Okay, so the common ratio must be more than 1 since the numbers are getting bigger.

If my formula only works for |R|< 1, then how can I use that formula?

4. Jun 11, 2010

### rock.freak667

For |R|>1, the formula changes slightly

$$S_n = \frac{A(R^n-1)}{R-1}$$

Now S6 = 252 and S2= 12

5. Jun 11, 2010

### wvcaudill2

Okay, so do I just solve for R in one equation and then plug it into the other? I still have A though, which I assume I also need to find.

I am still unsure about how to go about solving this problem.

6. Jun 11, 2010

### rock.freak667

Well before you start solving, what are your two equations in A and R?

7. Jun 11, 2010

### rasmhop

This is incorrect. His formula is correct for all R not equal to 1. If you look at his formula and yours you will see that you just give him the exact same formula he posted himself (except you factored out A_1).

The condition |R|<1 is only required for infinite geometric series (i.e. when you let n go to infinity).

The rest of rock.freak667's advice is solid.

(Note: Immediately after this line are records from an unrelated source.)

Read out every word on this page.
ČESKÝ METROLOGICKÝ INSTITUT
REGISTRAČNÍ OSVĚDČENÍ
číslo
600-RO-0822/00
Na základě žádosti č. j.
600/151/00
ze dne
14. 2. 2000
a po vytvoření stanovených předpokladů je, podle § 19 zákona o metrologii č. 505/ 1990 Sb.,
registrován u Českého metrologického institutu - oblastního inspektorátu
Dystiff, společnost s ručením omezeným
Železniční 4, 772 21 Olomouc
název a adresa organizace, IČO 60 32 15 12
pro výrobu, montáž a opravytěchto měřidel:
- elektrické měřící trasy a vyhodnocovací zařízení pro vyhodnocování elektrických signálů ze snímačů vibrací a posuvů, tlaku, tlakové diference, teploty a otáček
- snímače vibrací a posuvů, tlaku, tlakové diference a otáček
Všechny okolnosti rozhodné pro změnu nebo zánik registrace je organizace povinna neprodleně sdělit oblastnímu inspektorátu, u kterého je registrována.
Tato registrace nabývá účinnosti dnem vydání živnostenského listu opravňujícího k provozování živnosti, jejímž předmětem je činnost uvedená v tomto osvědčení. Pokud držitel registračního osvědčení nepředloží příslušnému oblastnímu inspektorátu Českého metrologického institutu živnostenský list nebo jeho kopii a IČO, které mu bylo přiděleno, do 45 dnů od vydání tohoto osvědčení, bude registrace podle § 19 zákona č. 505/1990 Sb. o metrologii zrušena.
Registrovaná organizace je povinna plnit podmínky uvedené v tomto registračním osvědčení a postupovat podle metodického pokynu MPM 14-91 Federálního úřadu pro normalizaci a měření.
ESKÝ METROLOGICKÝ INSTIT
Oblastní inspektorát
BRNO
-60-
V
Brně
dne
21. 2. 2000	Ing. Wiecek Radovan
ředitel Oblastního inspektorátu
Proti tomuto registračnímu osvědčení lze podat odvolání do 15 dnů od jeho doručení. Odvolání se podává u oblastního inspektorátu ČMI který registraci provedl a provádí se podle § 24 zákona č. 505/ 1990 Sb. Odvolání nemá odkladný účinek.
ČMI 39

BTW the following manipulation may help you (the exact same information can be extracted from your formula):
$$S_2 = A+AR$$
$$S_6 = (A+AR) + (AR^2 + AR^3) + (AR^4 + AR^5) = (A+AR) + R^2(A+AR) + R^4(A+AR) = (1+R^2+R^4)(A+AR)$$

8. Jun 11, 2010

### wvcaudill2

Im not quite sure what you mean. But, when I reworked the first equation for R, I got:

R = 6th root of 252(R-1)+1 divided by A

and

R = square root of 12(R-1)+1 divided by A

I dont think this is the right direction though.

9. Jun 11, 2010

### rasmhop

You want to find R without refering to A so try dividing S_6 by S_2. You should get:
$$\frac{S_6}{S_2} = \frac{1-R^6}{1-R^2} = R^4 + R^2 + 1$$
which lets you solve for R^2.

10. Jun 11, 2010

### wvcaudill2

How did you get either of those equations for S6 or S2?

Earlier, you stated
S6 = (1 + R2 + R4)(A + AR)

and

S2 = (A + AR)

now, if you take S6/S2 would that not equal

(1 + R2 + R4)(A + AR)/(A + AR) = (1 + R2 + R4)

?

If so, then when solved for R I get R = the sixth root of 20, or about 1.6475. Is this correct?

11. Jun 11, 2010

### rasmhop

Factoring out the common factors from your formula we get:
$$S_n = \frac{A}{1-R}(1-R^n)$$
So in general:
$$\frac{S_n}{S_m} = \frac{ \frac{A}{1-R}(1-R^n)}{ \frac{A}{1-R}(1-R^m)} = \frac{1-R^n}{1-R^m}$$

Yes.

No. S_6/S_2 = 21 so you get:
$$R^4 + R^2 +1 = 21$$
or written differently:
$$R^4 + R^2 - 20 = 0$$
Which has the solution (the other solution is negative):
$$R^2 = \frac{-1+\sqrt{1+80}}{2} = \frac{-1+9}{2} = 4$$
Now you can find A from one of your equations and finally evaluate S_4.

12. Jun 11, 2010

### wvcaudill2

How did you get to R2 and its solution?

13. Jun 11, 2010

### rasmhop

If $x^2 + bx + c = 0$, then x is one of the following:
$$x_- = \frac{-b-\sqrt{b^2-4c}}{2} \qquad x_+ = \frac{-b+\sqrt{b^2-4c}}{2}$$
Have you not seen this? (I just assumed you knew it) If you haven't we may be able to find an alternative way to solve this.

14. Jun 11, 2010

### wvcaudill2

I thought I recognized the Quadratic formula, I just didnt think it could be used here.

I can solve for S4 now. Thank you for your help!